Por Manuel Lucena Giraldo.

La imagen tópica asentada por la propaganda antiespañola desde el siglo XVI es demasiado conocida. El emperador Carlos V habría pasado los últimos años en el retiro extremeño de Yuste, «entregado a la superstición de los monjes y desentendido del mundo». Si semejante falsedad se convirtió en un clásico de la historiografía, fue debido a la publicación en 1769 de la Historia del reinado de Carlos V, del escocés William Robertson. Contra un clásico, otro clásico. Por eso resulta tan oportuna la excelente edición, por primera vez en español, del apéndice que elaboró el estadounidense William H. Prescott para corregir y matizar esa visión oscura y malintencionada. La obra fue editada en 1857.

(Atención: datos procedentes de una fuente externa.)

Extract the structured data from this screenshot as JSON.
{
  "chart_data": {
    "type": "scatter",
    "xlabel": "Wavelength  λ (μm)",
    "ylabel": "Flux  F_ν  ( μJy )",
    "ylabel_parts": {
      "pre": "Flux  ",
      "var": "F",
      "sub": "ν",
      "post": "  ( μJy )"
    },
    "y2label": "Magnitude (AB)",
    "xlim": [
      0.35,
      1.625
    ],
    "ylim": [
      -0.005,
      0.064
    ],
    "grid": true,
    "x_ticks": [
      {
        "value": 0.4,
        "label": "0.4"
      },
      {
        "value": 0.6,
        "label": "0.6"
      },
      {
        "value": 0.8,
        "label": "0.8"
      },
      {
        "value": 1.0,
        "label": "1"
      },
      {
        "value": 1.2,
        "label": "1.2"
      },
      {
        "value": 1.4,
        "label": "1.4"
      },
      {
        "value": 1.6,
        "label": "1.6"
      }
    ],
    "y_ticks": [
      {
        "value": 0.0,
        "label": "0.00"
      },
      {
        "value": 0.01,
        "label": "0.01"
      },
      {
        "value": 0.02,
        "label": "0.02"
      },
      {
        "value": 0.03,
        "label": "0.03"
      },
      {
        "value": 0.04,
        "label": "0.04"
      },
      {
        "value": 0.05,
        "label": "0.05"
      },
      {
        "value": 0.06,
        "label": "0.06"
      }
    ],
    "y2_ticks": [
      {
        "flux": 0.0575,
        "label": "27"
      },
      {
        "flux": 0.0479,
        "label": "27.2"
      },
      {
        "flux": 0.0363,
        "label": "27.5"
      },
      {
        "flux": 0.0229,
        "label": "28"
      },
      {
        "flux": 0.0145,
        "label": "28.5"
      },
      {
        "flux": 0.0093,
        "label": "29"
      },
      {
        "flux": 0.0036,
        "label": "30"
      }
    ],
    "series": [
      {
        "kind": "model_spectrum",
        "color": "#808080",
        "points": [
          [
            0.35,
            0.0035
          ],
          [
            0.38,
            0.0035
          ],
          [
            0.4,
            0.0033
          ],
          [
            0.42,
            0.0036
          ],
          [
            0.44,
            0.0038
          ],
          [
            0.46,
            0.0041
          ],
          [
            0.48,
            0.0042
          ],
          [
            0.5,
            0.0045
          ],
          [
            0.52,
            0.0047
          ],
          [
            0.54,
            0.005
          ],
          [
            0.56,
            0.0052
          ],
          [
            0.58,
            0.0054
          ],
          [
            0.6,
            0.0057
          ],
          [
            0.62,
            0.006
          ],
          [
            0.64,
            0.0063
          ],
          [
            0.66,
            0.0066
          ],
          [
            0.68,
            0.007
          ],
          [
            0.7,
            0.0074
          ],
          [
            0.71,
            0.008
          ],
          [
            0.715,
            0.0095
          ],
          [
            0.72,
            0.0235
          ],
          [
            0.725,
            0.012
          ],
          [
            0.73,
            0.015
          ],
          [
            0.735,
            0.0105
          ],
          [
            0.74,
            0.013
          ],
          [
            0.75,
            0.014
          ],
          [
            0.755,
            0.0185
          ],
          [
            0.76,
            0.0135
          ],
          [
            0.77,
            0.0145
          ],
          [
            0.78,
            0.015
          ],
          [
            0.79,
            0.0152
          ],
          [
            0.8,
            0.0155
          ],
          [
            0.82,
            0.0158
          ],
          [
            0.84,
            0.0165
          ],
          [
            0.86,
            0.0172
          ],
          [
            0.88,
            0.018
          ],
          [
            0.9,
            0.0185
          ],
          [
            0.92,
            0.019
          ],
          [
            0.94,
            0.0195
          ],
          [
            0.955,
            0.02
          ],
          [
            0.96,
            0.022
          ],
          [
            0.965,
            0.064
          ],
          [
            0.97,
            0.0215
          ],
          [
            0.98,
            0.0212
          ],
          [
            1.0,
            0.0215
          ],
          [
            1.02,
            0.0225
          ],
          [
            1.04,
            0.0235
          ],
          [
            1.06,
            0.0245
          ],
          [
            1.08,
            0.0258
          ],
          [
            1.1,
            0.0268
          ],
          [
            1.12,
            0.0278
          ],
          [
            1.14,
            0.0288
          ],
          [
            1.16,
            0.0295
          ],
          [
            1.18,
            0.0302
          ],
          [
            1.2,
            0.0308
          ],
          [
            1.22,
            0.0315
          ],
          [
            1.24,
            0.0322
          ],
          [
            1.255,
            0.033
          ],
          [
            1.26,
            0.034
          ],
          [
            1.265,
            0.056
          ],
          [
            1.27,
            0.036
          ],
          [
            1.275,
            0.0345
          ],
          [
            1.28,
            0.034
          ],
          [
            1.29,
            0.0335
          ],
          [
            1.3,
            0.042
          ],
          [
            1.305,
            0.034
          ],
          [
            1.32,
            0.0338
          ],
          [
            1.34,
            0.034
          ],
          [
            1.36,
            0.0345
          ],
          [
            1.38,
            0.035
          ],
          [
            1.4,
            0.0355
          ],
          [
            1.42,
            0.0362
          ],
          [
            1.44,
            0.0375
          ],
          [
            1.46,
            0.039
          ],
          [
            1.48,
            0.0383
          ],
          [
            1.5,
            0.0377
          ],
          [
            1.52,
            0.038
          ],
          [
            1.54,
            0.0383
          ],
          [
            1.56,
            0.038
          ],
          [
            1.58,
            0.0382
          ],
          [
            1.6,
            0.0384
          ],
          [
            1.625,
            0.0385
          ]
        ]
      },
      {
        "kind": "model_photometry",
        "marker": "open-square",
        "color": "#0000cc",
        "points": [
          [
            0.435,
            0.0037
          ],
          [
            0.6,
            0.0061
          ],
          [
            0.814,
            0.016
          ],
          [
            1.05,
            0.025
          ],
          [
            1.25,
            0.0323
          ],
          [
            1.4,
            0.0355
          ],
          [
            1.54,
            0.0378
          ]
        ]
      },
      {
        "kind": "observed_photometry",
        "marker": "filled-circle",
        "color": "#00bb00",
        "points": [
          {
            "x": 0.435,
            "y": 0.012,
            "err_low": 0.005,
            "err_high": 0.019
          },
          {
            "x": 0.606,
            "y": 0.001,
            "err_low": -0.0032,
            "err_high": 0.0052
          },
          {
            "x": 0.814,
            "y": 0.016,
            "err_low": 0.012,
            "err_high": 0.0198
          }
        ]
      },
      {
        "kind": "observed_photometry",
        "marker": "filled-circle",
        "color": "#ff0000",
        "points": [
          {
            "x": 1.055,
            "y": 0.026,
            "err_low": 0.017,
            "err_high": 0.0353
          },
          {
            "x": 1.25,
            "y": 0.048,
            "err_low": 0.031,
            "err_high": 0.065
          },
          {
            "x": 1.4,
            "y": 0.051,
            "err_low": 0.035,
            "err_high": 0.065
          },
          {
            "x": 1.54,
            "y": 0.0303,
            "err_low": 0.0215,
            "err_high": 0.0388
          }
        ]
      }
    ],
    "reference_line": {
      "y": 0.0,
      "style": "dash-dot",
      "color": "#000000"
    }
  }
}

El Carlos V crepuscular de Prescott coincide con la imagen real del príncipe renacentista que fue. En lugar de vivir entregado a la devoción con pocos criados y fabricando relojes, el emperador no dejó un solo instante de ocuparse de la política. Pasaba buena parte del tiempo dedicado a engullir truchas de Valladolid, anchoas de Flandes o salchichas de Tordesillas y a pelearse con los médicos, como el fiel Quijano, que tuvo valor para decirle: «El mejor remedio para curar la gota es tener la boca cerrada». La abstinencia de los placeres de este mundo no era el fuerte del emperador, pero cumplió con ayunos y fiestas de guardar hasta su muerte.